I've used, and had it used against me, several times in non-pbp games.
It's tedious to use unless you're abusing accelerated time trait things, and even then it's got a limited lifespan before you have to start over again (1 day before it reverts under the 3.5 rewrite). If you're willing to sink several hours a day into maxing out all the shenanigans, then more power to you, but as a PC, or in a "real" game, that's a lot of time investment that can be easily messed with. Either you don't participate in a lot of things because you spent hours "powering up" while everyone else was dealing with things, or you have one or two tricks instead, like KSB's gish squad. More power in that case? Not particularly, since you could just mailman the hell out of everything for the same investment, or use any other number of persist shenanigans to get around it, it's just a lot more resource efficient. It's more effective in the hands of NPCs in that regard, unless the PCs are leading the attack and get to set the time table by their terms. To be honest, at the level it starts becoming "problematic", the foes the PCs can reliably expect to go against can either interrupt a super-powering session, or they aren't remotely a challenge in the first place.

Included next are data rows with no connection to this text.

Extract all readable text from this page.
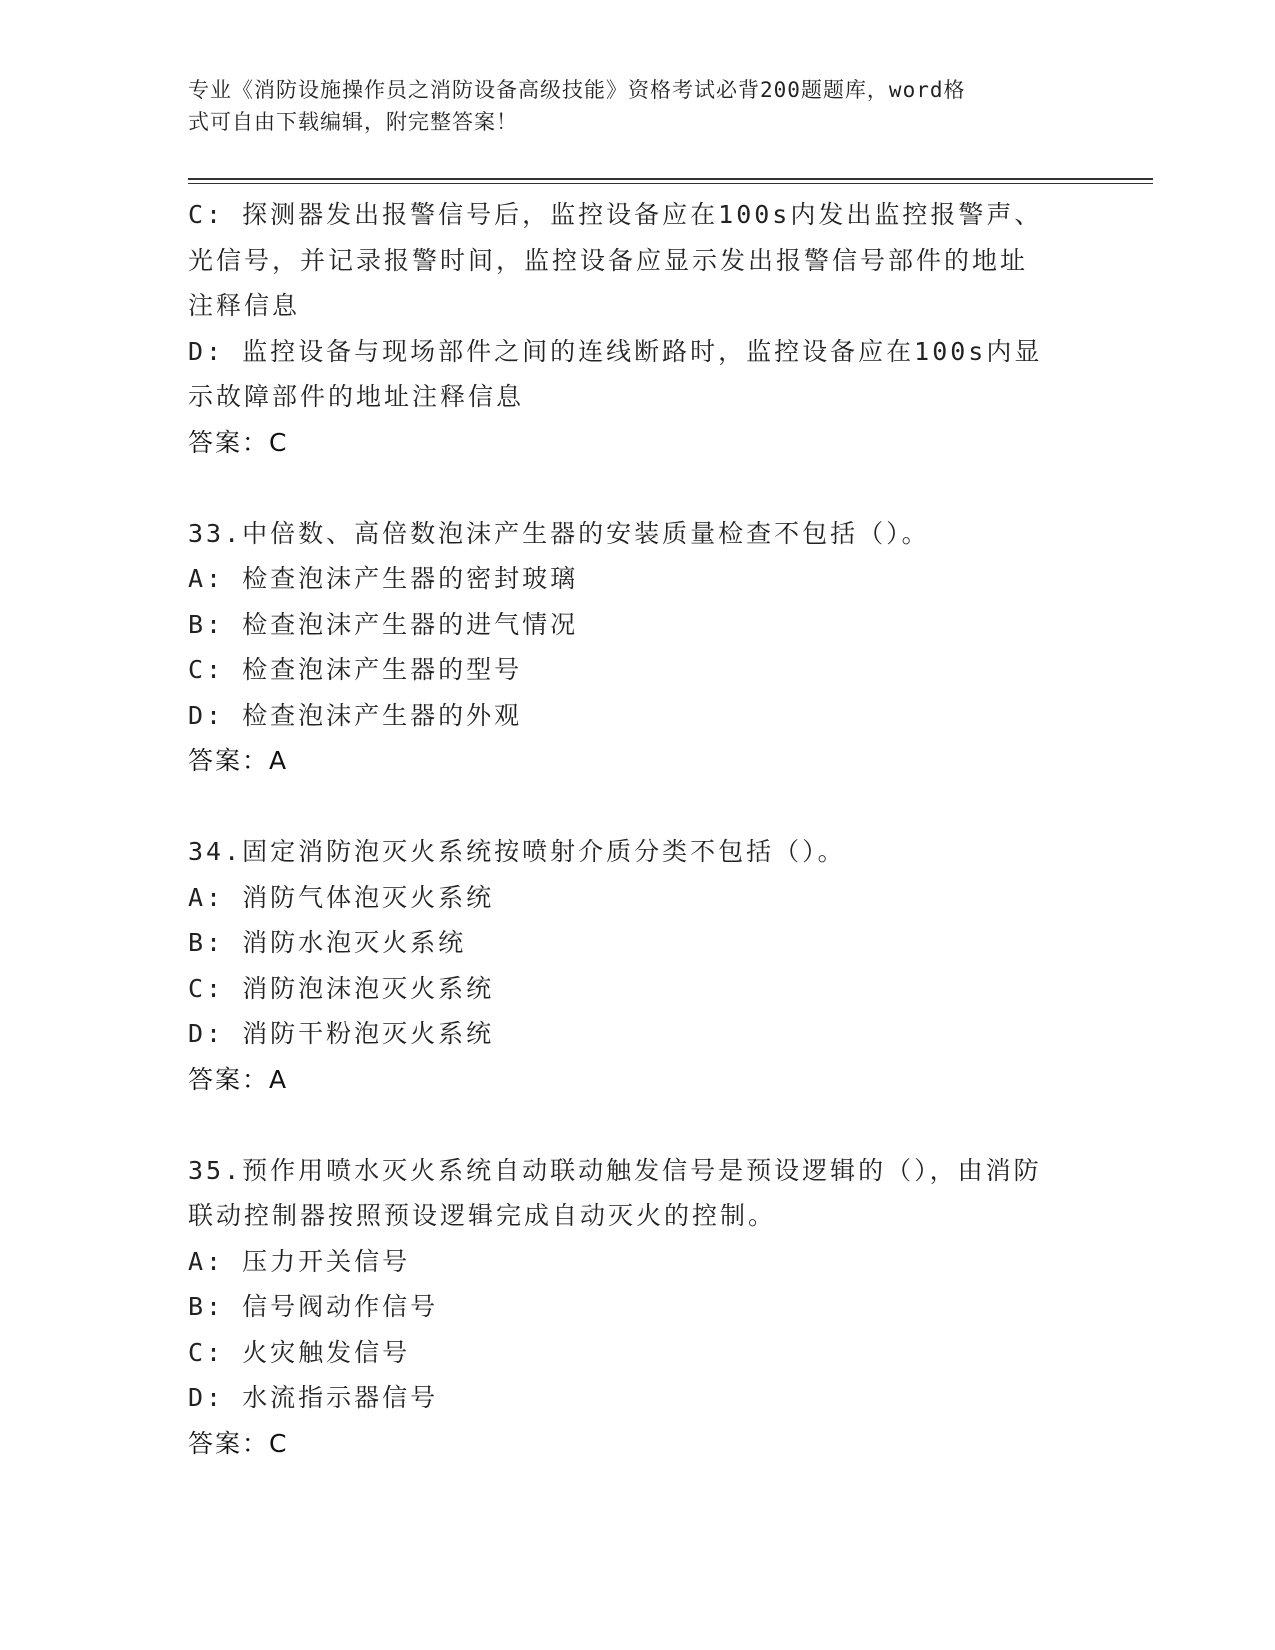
专业《消防设施操作员之消防设备高级技能》资格考试必背200题题库，word格
式可自由下载编辑，附完整答案！
C: 探测器发出报警信号后，监控设备应在100s内发出监控报警声、
光信号，并记录报警时间，监控设备应显示发出报警信号部件的地址
注释信息
D: 监控设备与现场部件之间的连线断路时，监控设备应在100s内显
示故障部件的地址注释信息
答案：C
33.中倍数、高倍数泡沫产生器的安装质量检查不包括（）。
A: 检查泡沫产生器的密封玻璃
B: 检查泡沫产生器的进气情况
C: 检查泡沫产生器的型号
D: 检查泡沫产生器的外观
答案：A
34.固定消防泡灭火系统按喷射介质分类不包括（）。
A: 消防气体泡灭火系统
B: 消防水泡灭火系统
C: 消防泡沫泡灭火系统
D: 消防干粉泡灭火系统
答案：A
35.预作用喷水灭火系统自动联动触发信号是预设逻辑的（），由消防
联动控制器按照预设逻辑完成自动灭火的控制。
A: 压力开关信号
B: 信号阀动作信号
C: 火灾触发信号
D: 水流指示器信号
答案：C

In a PbP game where time really has no meaning, it's a lot more "effective", since you can take a day or more to plan everything out as situations change.
edit: Also, the rocket tag issue is why it's not particularly abused. It results in a Cold War-esque mutually-assured-destruction issue, where anyone who DOES use it is just as likely to end up screwed or extinct as well if they use it for offense instead of defense. It's why Rashemen and Thay haven't ever successfully wiped each other off the map.
If you want to see true ridiculousness, combine it with Node abuse shenanigans.